Knowing this rule full well, along comes a guy named Gene Klein (formerly named Chaim Witz), who decides to change everything: his name, the rules, even his rather bland appearance. And so he christens himself a more rocking Gene Simmons, paints his face to look like a pale Batman with a mask gone awry, and writes songs for his band Kiss that punch two, three, or four riffs into every single song. From the brutal thump of 1974’s “Deuce” (which ironically contains three magnificent guitar lines) to the devastating attack of 1976’s “Detroit Rock City”—four different blazing riffs, each of which could bring a song to #1 on its own merits—Gene Simmons nee Klein and bandmates Paul Stanley, Ace Frehley, and Peter Criss have packed more rock and roll into every arena anthem than any other band alive. Granted, they’ve been doing it with ridiculous make-up, too-tight leather outfits, useless fire-blowing machines, and needless rocker-lifestyle ballads like “Beth”. Nonetheless, for the latter half of the ‘70s, no band was hotter than Kiss, and Kiss, as they themselves told have us, were hotter than hell.
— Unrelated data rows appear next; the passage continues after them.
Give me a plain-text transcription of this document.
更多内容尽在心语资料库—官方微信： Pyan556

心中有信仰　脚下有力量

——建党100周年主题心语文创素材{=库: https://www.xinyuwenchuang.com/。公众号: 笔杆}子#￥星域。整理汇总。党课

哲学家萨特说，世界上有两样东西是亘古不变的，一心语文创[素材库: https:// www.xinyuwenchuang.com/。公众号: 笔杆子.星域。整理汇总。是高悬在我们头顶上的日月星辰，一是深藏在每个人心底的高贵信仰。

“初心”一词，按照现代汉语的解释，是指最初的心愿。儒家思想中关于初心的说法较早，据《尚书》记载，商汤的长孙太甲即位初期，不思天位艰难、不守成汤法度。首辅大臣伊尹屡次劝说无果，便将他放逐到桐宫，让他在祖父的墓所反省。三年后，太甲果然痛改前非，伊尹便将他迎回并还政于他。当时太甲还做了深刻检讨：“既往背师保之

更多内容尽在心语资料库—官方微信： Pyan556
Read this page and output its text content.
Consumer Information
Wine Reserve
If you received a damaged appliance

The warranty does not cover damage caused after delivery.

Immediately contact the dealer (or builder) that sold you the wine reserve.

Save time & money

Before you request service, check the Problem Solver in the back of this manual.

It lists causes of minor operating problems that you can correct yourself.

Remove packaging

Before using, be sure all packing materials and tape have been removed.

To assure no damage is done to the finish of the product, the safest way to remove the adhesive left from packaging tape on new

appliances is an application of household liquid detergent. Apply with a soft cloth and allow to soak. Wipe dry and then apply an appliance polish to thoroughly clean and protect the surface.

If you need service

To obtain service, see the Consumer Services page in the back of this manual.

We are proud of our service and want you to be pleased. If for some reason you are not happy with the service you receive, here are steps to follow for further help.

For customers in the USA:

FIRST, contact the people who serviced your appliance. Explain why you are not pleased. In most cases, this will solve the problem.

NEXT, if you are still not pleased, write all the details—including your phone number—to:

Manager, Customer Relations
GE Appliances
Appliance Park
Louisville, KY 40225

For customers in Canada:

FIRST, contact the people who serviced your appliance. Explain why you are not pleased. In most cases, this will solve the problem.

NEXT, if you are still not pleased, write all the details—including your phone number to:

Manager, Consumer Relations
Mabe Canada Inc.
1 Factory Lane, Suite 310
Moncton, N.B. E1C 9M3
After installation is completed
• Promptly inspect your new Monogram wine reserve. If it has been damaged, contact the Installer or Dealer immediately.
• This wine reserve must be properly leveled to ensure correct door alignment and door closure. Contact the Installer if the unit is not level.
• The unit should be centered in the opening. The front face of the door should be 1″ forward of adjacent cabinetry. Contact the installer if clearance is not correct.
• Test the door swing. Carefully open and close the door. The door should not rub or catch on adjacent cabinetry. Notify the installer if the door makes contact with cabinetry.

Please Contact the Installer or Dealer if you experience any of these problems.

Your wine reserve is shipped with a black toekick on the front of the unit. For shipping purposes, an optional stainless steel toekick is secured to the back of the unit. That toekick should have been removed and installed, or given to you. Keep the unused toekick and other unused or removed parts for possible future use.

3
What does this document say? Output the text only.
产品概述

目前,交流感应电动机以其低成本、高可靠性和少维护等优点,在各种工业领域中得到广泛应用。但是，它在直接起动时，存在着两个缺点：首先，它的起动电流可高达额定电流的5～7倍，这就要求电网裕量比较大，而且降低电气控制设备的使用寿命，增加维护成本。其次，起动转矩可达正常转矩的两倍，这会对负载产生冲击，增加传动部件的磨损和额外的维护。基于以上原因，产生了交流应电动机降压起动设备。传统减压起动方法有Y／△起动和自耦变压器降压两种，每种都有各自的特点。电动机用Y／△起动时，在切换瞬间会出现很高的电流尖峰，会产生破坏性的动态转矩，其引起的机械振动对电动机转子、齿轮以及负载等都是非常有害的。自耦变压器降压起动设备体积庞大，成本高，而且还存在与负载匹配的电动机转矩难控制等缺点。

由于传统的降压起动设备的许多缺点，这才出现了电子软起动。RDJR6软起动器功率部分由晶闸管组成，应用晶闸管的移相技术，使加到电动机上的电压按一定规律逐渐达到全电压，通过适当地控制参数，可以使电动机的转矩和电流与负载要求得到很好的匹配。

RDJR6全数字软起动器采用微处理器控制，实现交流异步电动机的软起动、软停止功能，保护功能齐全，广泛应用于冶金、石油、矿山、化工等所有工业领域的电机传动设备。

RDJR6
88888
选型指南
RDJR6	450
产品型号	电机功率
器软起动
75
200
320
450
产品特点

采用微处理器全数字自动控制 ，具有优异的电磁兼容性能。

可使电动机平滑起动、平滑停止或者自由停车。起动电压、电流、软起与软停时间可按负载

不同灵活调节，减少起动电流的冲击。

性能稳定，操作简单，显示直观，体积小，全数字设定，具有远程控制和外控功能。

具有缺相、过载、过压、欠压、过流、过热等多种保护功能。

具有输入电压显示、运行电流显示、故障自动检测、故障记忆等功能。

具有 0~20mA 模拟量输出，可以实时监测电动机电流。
The Best of Kiss: The Millennium Collection does an excellent job of living up to its titular promise, packing the best that Kiss has to offer into a mere forty-one minute CD. Opening with the wallop of Criss’ drums from the early single “Strutter”, the twelve-song collection pounds and hammers its way to the whip-lash ending of “I Was Made for Lovin’ You” without dropping a beat. Sure, we get time to breathe on the appallingly vapid yet popular “Beth”, but we are soon rescued by the highly underrated “Hard Luck Woman”, which has always seemed to me to be the missing track from Rod Stewart’s Every Picture Tells a Story. But mostly, this album delivers riff after riff of incredible Kiss rockers. The Millennium Collection represents each and every classic Kiss album, including tracks from Kiss, Hotter Than Hell, Dressed to Kill, Alive!, Destroyer, Rock N Roll Over, Love Gun, and Dynasty. And, aside from teaching us how finely the band walked the line of self-parody (in album titles alone), the real lesson of The Millennium Collection is that underneath the make-up, and behind all the ridiculous posturing, Kiss, because of their uncanny ability to create guitar lines that resonate loudly after twenty years, remain one of the best Rock and Roll bands we have ever been lucky enough to hear.